Expanding upon my comment, and following the same basic strategy as in this answer, we can get the equation mechanically using the determinant for the five-point conic through $P=(P_x,P_y)$, $Q=(Q_x,Q_y)$, $R=(R_x,R_y)$, $S=(S_x,S_y)$, $T=(T_x,T_y)$: $$\left|\begin{array}{c,c,c,c,c,c} x^2 & y^2 & x y & x & y & 1 \\ P_x^2 & P_y^2 & P_x P_y & P_x & P_y & 1 \\ Q_x^2 & Q_y^2 & Q_x Q_y & Q_x & Q_y & 1 \\ R_x^2 & R_y^2 & R_x R_y & R_x & R_y & 1 \\ S_x^2 & S_y^2 & S_x S_y & S_x & S_y & 1 \\ T_x^2 & T_y^2 & T_x T_y & T_x & T_y & 1 \\ \end{array}\right| = 0 \tag{$\star$}$$

It happens to be convenient to have the origin at the midpoint of the given points, so let us take $$P = (d\cos\theta,d\sin\theta) \qquad Q = (-d\cos\theta, -d\sin\theta) \tag{1}$$ Two more points come from infinitesimally-displacing $P$ and $Q$ along their tangent lines (in directions, say, $\phi$ and $\psi$, respectively): $$R = P + (p\cos\phi, p\sin\phi) \qquad S = Q + (q\cos\psi,q\sin\psi) \tag{2}$$ for "very small" $p$ and $q$. The fifth point is provided by the specific geometry of the parabola; if $M$ is the midpoint of $P$ and $Q$, and $N$ is the point where the tangent lines at $P$ and $Q$ meet, then the midpoint of $M$ and $N$ lies on the parabola.

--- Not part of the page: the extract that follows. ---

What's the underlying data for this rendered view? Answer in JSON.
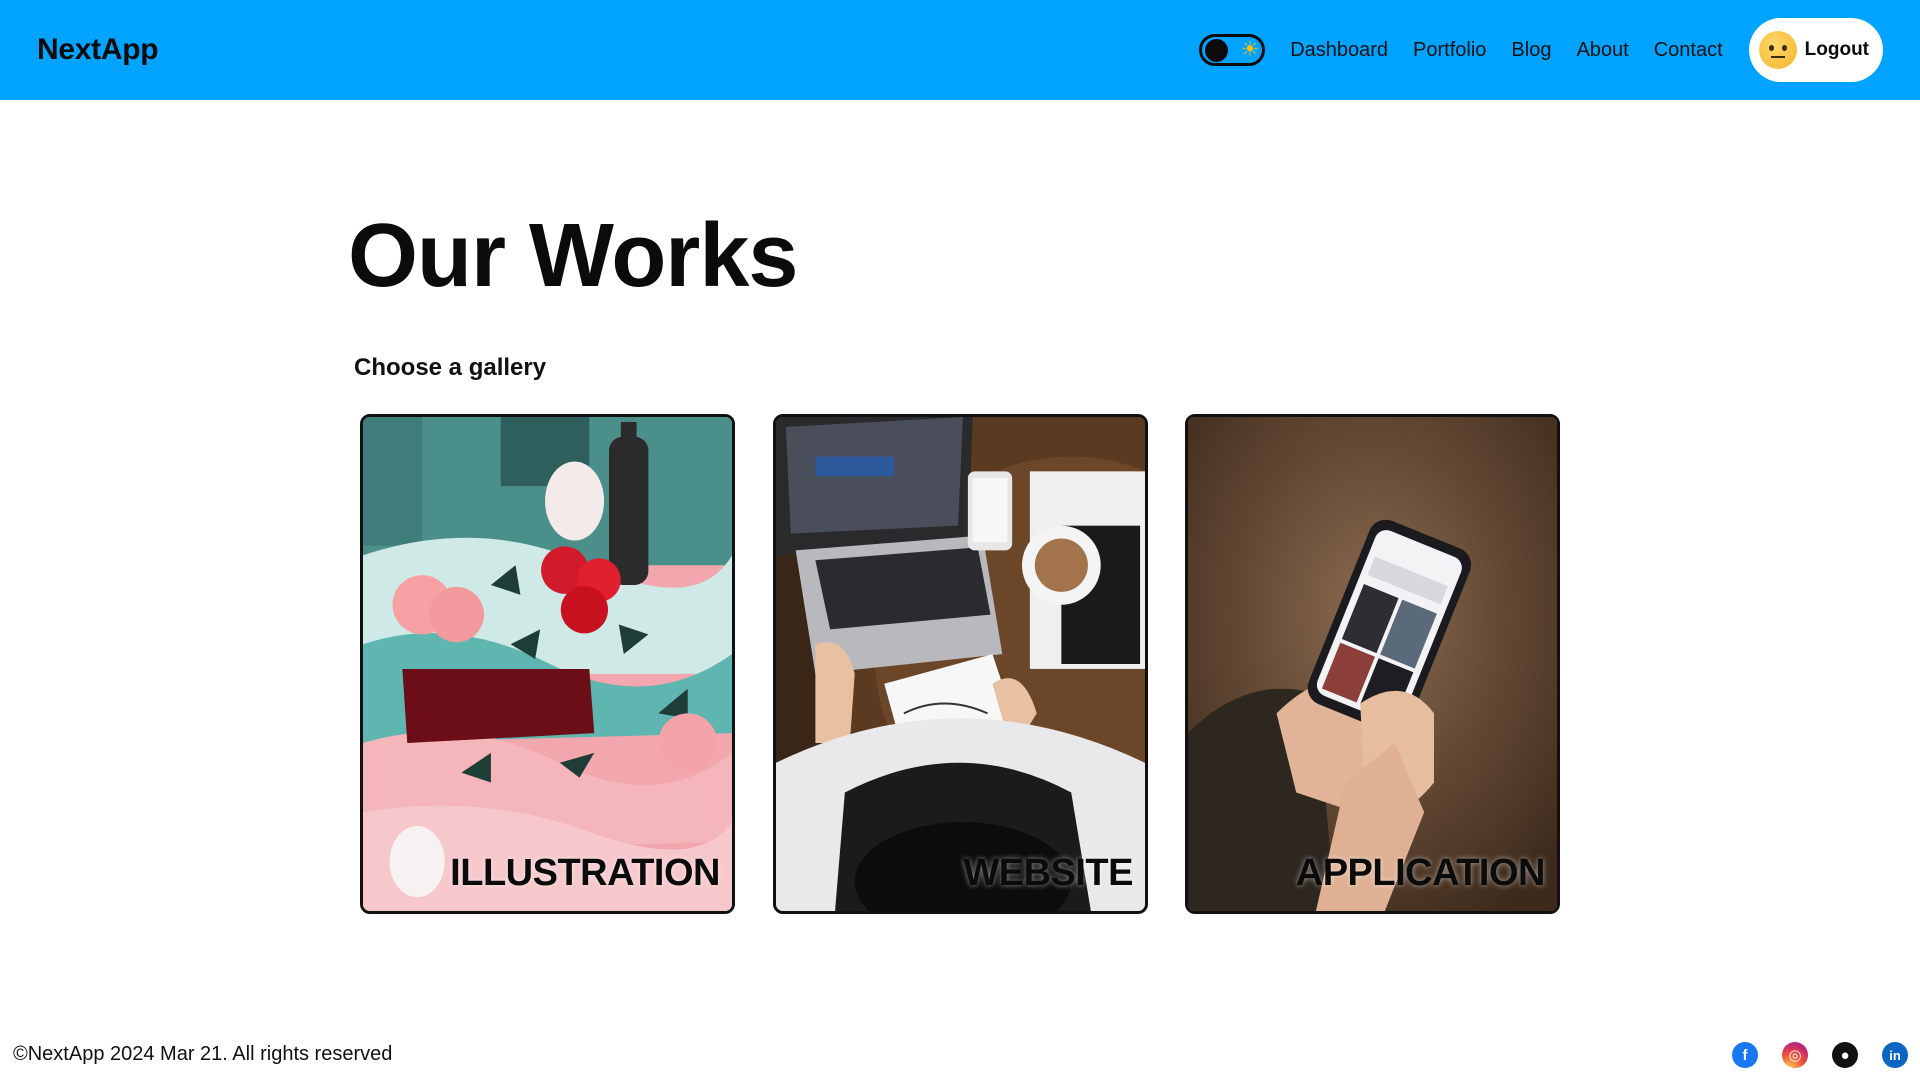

Thus, we can take $$T = \frac{d}{2\sin(\phi-\psi)}\left(\cos\phi\sin(\psi-\theta)+\cos\psi\sin(\phi-\theta), \sin\phi\sin(\psi-\theta)+\sin\psi\sin(\phi-\theta)\right) \tag{3}$$ Substituting into $(\star)$, and letting a computer algebra system crunch some symbols, we factor-out and cancel a $p$ and $q$, then set the remaining $p$s and $q$s to zero. Canceling factors of $d^2 \csc^2(\phi-\psi) \sin(\phi-\theta)\sin(\psi - \theta)$, we have

$$\begin{align} 0 &= \phantom{2}x^2 (\sin\phi\sin(\psi-\theta)+\sin\psi\sin(\phi-\theta))^2 \\ &+ \phantom{2}y^2 (\cos\phi\sin(\psi-\theta)+\cos\psi\sin(\phi-\theta))^2 \\ &-2x y (\sin\phi\sin(\psi-\theta)+\sin\psi\sin(\phi-\theta))(\cos\phi\sin(\psi-\theta)+\cos\psi\sin(\phi-\theta)) \\ &-4 x d \sin\theta \sin(\phi-\psi) \sin(\phi-\theta) \sin(\psi-\theta) \\ &+4 y d \cos\theta \sin(\phi-\psi) \sin(\phi-\theta) \sin(\psi-\theta) \\ &-4 d^2 \sin^2(\phi-\theta)\sin^2(\psi-\theta) \end{align} \tag{$\star\star$}$$